RHB analyst Vijay Natarajan noted that given the low interest rates, the ability to borrow cheaply has also helped to boost yields. Moreover, insurers can take a long-term view due to the nature of their business, and real estate as a long-term asset class thus sits well in terms of matching their insurance liabilities.

"Overall, we expect the trend of insurance companies taking passive or active stakes in real-estate investments to continue in the medium term," Natajaran added.

Lee Nai Jia, deputy director of the Institute of Real Estate and Urban Studies (IREUS), observed that insurers have been actively looking for real estate assets, especially office and logistics products.

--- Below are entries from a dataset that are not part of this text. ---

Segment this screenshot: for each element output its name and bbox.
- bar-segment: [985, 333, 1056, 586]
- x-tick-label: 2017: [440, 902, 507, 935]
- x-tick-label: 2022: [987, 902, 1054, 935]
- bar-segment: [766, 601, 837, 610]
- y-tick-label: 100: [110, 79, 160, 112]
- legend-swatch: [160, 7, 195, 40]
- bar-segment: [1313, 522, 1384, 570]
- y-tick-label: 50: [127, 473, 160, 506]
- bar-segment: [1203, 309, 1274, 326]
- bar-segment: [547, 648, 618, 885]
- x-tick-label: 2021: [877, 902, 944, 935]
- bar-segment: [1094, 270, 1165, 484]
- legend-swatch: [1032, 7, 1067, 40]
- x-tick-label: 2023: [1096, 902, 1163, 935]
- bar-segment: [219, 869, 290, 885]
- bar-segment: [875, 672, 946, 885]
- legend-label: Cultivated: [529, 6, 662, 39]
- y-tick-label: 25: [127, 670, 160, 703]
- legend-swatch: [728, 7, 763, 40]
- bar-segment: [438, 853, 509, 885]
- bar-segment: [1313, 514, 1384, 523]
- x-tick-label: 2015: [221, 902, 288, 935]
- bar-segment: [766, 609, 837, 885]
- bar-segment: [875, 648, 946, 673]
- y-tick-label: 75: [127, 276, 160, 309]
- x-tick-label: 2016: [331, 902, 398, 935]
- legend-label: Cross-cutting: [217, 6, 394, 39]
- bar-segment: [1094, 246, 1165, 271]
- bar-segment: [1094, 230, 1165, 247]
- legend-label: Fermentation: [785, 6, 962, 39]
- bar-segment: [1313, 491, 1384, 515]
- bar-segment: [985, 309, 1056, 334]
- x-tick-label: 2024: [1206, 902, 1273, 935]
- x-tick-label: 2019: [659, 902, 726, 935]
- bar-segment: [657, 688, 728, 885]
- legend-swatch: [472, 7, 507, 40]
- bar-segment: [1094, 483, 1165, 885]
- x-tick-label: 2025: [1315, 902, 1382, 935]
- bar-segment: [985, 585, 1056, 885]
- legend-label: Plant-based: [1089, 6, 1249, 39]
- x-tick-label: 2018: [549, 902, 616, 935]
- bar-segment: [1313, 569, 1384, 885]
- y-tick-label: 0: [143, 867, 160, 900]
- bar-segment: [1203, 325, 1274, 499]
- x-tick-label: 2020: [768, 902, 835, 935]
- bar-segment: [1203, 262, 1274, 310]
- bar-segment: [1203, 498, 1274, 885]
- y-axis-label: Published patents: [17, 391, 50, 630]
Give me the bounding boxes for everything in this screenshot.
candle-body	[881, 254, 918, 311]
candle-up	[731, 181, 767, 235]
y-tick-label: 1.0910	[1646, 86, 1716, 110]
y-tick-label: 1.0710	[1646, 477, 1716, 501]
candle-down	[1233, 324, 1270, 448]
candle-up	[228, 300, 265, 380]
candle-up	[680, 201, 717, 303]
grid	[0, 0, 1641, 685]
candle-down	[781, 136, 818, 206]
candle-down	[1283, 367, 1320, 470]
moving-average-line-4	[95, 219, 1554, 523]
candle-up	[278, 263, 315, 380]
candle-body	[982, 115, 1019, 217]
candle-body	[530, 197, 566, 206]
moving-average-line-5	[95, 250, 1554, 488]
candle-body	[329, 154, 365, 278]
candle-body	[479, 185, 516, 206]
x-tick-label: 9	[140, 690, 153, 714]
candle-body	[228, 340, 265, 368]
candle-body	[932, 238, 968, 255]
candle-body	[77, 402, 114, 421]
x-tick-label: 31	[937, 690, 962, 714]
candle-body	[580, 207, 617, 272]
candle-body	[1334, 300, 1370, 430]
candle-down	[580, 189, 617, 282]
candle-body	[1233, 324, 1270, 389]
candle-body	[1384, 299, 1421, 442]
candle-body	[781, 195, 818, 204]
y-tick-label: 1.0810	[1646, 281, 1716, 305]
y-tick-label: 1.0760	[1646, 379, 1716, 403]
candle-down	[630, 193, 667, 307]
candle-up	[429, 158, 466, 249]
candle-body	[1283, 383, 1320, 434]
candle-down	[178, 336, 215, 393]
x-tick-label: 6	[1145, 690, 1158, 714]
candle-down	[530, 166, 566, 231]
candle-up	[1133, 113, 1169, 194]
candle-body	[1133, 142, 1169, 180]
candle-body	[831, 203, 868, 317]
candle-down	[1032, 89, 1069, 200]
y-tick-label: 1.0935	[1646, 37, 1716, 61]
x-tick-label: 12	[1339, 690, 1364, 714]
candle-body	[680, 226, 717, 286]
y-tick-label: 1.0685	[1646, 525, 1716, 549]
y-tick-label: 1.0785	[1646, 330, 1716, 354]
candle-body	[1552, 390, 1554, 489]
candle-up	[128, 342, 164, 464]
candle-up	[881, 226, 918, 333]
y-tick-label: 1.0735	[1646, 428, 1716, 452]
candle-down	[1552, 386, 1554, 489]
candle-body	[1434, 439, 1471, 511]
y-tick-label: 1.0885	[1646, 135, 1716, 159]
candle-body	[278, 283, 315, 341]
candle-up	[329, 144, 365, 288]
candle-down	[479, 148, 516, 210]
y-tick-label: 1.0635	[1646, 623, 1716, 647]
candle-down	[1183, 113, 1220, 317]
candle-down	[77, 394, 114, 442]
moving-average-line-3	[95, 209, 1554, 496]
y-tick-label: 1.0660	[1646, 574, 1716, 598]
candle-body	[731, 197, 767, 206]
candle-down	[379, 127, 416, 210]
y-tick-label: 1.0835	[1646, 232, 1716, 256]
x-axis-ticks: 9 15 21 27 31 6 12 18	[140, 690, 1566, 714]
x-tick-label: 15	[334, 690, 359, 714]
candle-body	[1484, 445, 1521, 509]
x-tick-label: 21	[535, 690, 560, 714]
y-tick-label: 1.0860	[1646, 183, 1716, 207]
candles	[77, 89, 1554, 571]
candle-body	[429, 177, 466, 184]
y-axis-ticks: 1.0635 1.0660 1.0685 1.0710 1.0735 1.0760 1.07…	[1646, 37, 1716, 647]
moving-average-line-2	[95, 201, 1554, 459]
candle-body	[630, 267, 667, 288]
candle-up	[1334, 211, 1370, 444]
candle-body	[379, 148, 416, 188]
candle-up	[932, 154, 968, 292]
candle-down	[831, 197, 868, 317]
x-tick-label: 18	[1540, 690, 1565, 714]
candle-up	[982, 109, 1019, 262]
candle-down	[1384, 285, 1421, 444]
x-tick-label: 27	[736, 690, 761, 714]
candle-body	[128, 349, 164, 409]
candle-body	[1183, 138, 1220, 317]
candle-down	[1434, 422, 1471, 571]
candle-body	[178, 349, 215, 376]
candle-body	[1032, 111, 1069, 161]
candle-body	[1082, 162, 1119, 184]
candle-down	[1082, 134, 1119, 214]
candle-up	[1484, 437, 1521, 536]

"Insurers are seeking real estate assets that have provided higher yields and shown resilience against the uncertainty from the pandemic," Dr Lee said.

In addition, the insurance industry has garnered more sales lately, which likely also spurred demand for real estate assets, he added.

Still, even as property's appeal grows, insurers - and investors in general - ought to take a cautious and measured approach. KPMG's Brenchley said: "Direct investment into property can be illiquid as properties take time to sell; this will negatively affect insurers requiring short-term cash. This was seen during Covid-19 where some assets suffered falls in rental income due to a lack of occupancy."

In 2019, with rates already at record-low levels and facing a structural decline even before the pandemic, Natixis Investment Managers noted in a research report that "a decade of ultra-low interest rates has inflated institutional liabilities and widened the duration mismatch for insurers across the globe".

"Desperate for alpha, investment teams are turning to private equity, private debt, and other alternative investments to fill the void left by meagre bond returns," Natixis added.